Cisco has reported that cybercriminals have been taking advantage of a flaw in one of its widely-used networking solutions for large corporations for a minimum of three years, leading the U.S. government and its allies to recommend organizations to implement protective measures.
This flaw, which has been rated with a maximum vulnerability severity score of 10.0, enables cybercriminals to remotely infiltrate networks utilizing its Catalyst SD-WAN systems, which assist large businesses and governmental bodies with multiple locations in connecting their private networks across extensive distances.
By leveraging this vulnerability over the internet, hackers can obtain the highest level of access to these devices and sustain covert ongoing access within a target’s network, permitting them to monitor or extract data over an extended timeframe.

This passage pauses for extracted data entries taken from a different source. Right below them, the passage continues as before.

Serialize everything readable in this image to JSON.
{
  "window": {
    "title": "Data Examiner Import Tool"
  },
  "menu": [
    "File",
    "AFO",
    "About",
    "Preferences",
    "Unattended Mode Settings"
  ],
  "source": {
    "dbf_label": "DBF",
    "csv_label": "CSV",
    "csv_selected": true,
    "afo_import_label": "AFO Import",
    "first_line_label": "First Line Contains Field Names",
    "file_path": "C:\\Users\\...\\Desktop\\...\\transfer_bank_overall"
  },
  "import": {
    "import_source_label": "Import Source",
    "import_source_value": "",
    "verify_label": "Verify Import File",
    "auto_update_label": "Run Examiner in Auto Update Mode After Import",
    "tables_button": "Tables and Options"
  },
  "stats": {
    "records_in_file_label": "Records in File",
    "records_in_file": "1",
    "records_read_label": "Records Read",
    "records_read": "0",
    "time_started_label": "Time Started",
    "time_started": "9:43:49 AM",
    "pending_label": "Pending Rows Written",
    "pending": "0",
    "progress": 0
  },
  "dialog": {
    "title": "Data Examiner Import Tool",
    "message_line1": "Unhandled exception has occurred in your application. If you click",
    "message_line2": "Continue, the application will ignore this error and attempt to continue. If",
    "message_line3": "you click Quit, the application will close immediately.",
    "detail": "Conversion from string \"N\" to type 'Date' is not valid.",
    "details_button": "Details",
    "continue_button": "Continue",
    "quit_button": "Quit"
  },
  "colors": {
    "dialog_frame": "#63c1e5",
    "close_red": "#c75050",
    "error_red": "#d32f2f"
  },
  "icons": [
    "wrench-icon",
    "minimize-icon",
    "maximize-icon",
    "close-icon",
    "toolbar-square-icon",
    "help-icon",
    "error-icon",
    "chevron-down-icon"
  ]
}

Cisco indicated that after identifying the flaw, its analysts uncovered evidence of exploitation dating back to 2023. Some organizations affected are believed to be part of critical infrastructure. While the company did not disclose detailed information, “critical infrastructure” may encompass everything from electrical grids and water supply systems to the transportation industry.
Numerous governments, including those of Australia, Canada, New Zealand, the United Kingdom, and the United States, issued a notice warning that threat actors are targeting entities “globally.”
The U.S. cybersecurity agency CISA instructed all civilian federal agencies to update their systems by the end of Friday, referencing an imminent threat and unacceptable risk to the federal government. The federal cybersecurity institution, currently operating at a reduced capacity due to a partial government shutdown, acknowledged awareness of ongoing exploitation.
Neither Cisco nor the governmental agencies connected the attacks to a specific threat group or nation-state, if known, but monitored one cluster of activity designated as UAT-8616.
In December, Cisco cautioned about another similarly-rated 10.0 vulnerability in the Async software that operates the majority of its products, which was actively being exploited to penetrate its customer networks.